Auto-tomo-research-JAX (?)
I decided to try the autoresearch method on TomoJAX, using GPT-5.4 and the Codex CLI as my agent and harness, respectively. Without access to a local GPU, and not wanting to spend several days maxing out my MacBook's GPU, I opted for a service called Modal, which provides serverless GPU deployments on demand.
The benchmark itself consisted of three identical alignment processes, preceded by a warm-up run to ensure the JAX code had compiled. Each run was limited to 60 seconds, with the mean squared error of the final reconstruction against the ground truth serving as the overall score.
To control everything, I developed a quick controller programme and a terminal user interface using the Textual Python Library. The controller orchestrated the agent's work, handing the diff patch off to the Modal instance to perform the tests, and then reactivating the agent once the results had come back.

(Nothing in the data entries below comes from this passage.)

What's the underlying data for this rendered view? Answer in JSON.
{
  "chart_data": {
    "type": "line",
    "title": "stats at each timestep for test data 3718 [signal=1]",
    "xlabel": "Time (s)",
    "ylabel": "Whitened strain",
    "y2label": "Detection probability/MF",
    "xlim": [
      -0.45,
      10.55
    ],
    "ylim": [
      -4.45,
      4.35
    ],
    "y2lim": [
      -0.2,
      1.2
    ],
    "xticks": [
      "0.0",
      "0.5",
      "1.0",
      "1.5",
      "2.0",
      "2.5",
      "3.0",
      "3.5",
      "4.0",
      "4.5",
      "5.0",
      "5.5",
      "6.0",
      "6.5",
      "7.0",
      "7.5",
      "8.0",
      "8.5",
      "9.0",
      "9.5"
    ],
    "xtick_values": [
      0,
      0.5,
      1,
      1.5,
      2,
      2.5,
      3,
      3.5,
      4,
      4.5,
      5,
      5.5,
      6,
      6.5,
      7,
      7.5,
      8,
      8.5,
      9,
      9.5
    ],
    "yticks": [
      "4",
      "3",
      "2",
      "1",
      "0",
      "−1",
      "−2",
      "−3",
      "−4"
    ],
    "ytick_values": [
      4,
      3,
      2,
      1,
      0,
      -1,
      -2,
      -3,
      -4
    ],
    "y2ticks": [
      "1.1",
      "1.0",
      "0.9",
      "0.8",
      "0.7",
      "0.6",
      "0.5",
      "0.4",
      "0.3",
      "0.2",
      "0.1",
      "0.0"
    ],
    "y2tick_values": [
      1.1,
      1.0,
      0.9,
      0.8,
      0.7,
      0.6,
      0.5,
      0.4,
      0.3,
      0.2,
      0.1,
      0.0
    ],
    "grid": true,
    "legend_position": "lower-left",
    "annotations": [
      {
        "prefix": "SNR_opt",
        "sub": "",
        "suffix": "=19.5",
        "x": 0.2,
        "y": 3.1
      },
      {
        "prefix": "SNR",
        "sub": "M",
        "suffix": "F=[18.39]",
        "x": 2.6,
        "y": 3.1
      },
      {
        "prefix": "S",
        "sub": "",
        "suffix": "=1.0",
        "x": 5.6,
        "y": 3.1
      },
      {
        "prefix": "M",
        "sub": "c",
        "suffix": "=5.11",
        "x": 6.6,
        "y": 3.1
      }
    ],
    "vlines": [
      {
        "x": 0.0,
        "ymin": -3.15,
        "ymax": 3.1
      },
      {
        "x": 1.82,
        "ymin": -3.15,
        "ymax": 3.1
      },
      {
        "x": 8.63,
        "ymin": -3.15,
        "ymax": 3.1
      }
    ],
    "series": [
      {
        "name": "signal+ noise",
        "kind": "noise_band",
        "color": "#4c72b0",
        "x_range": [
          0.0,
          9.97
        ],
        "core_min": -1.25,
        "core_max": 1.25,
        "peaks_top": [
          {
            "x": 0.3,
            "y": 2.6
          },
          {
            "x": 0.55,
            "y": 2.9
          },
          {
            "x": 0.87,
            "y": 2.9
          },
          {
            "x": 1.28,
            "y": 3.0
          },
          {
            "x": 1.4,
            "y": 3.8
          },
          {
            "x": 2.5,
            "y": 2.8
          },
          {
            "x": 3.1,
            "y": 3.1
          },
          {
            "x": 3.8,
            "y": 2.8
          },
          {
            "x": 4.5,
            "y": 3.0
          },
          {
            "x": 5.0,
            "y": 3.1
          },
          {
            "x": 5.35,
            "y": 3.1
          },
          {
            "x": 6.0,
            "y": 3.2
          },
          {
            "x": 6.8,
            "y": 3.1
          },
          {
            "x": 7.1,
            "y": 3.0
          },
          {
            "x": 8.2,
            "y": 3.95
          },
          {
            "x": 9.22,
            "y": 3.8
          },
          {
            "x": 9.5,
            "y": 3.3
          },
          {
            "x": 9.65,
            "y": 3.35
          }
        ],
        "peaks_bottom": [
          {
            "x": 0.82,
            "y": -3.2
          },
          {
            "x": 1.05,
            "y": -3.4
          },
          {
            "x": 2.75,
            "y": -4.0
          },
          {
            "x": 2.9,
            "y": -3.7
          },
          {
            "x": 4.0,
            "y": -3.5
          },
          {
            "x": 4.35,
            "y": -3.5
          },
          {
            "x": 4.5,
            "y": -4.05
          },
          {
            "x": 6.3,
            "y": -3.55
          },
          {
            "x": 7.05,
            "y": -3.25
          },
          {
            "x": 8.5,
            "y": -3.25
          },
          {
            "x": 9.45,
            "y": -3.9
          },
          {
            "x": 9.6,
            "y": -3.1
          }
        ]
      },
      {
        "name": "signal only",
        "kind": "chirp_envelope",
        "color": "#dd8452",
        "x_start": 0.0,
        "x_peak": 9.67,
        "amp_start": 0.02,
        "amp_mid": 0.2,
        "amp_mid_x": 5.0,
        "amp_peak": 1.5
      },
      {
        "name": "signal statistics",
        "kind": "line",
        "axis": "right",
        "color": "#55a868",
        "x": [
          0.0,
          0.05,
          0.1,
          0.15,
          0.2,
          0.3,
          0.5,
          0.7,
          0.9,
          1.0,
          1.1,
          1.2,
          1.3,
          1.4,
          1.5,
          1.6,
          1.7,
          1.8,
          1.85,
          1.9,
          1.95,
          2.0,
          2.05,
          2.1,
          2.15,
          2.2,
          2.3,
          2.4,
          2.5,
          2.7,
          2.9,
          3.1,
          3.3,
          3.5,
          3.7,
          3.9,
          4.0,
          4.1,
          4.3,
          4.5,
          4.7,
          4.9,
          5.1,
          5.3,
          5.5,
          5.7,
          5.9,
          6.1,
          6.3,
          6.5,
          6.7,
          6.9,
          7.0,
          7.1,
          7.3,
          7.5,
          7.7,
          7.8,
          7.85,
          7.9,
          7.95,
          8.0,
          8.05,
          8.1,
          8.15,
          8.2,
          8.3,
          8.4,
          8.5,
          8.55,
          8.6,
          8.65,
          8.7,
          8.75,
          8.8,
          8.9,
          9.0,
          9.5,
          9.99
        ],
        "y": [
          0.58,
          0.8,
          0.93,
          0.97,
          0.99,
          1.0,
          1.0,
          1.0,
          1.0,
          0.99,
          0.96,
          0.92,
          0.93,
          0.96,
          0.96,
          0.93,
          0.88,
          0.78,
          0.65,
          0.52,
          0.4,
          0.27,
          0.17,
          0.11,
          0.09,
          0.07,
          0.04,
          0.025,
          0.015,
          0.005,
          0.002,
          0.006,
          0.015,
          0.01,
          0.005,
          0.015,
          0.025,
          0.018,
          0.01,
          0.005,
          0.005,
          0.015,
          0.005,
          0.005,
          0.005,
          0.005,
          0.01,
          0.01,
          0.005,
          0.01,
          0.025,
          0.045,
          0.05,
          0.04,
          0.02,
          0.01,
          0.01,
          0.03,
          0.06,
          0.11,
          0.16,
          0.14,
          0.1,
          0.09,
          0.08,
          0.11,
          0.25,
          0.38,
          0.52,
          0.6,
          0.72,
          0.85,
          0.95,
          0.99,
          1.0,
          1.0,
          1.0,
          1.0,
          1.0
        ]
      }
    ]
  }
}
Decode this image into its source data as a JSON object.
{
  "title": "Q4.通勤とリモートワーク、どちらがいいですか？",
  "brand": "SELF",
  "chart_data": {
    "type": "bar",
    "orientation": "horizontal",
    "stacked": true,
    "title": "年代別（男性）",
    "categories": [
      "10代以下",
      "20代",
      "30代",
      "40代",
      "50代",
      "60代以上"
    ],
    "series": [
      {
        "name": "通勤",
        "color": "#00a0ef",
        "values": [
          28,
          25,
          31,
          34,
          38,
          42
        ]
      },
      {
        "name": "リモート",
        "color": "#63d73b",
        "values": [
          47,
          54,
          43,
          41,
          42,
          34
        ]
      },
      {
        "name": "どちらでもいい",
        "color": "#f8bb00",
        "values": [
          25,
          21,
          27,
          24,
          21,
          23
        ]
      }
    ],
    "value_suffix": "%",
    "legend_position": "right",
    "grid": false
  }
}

My TUI command centre, which wasn't necessary
This worked pretty well. Over 213 experiments, the agent found 33 tweaks that led to a lower MSE, with several of those leading to substantial improvements:

Best objective versus experiment number, with some notable changes highlighted
The improvements are noticeable in the visualisations, with the final benchmark producing a sharper reconstruction versus the baseline:

Top left, ground truth; bottom left, naive reconstruction; top middle, baseline aligned recon; bottom middle, final aligned recon; top and bottom right, respective difference versus GT
Could I have found these myself, with fewer experiments? Maybe, but it would have taken much longer, and I have better things to do. This is, and should be, the place where AI is introduced to scientific workflows. The hours tweaking scripts, or wrangling data, or figuring out why the latest version of a library broke your workflow, are not where the science happens. Time spent there is time not spent designing experiments, interpreting results, or writing up; as these tools improve, clinging to manual workflows will only slow you down increasingly so. Learning to use them to their fullest extent is not just sensible, it’s necessary.
Next, I’ll try optimising something that’s perhaps more important: speed. For a large tomogram, TomoJAX can still take many hours. This reduces its usefulness at a synchrotron beamline, where beamtimes can produce tomograms every few minutes and users want to see data and steer experiments as they work, not several hours or days later.
Science has always been bottlenecked by time, a problem compounded by the sheer volume of data produced every day. AI won’t replace the question-asking (yet), but it can certainly make the question-answering a lot faster.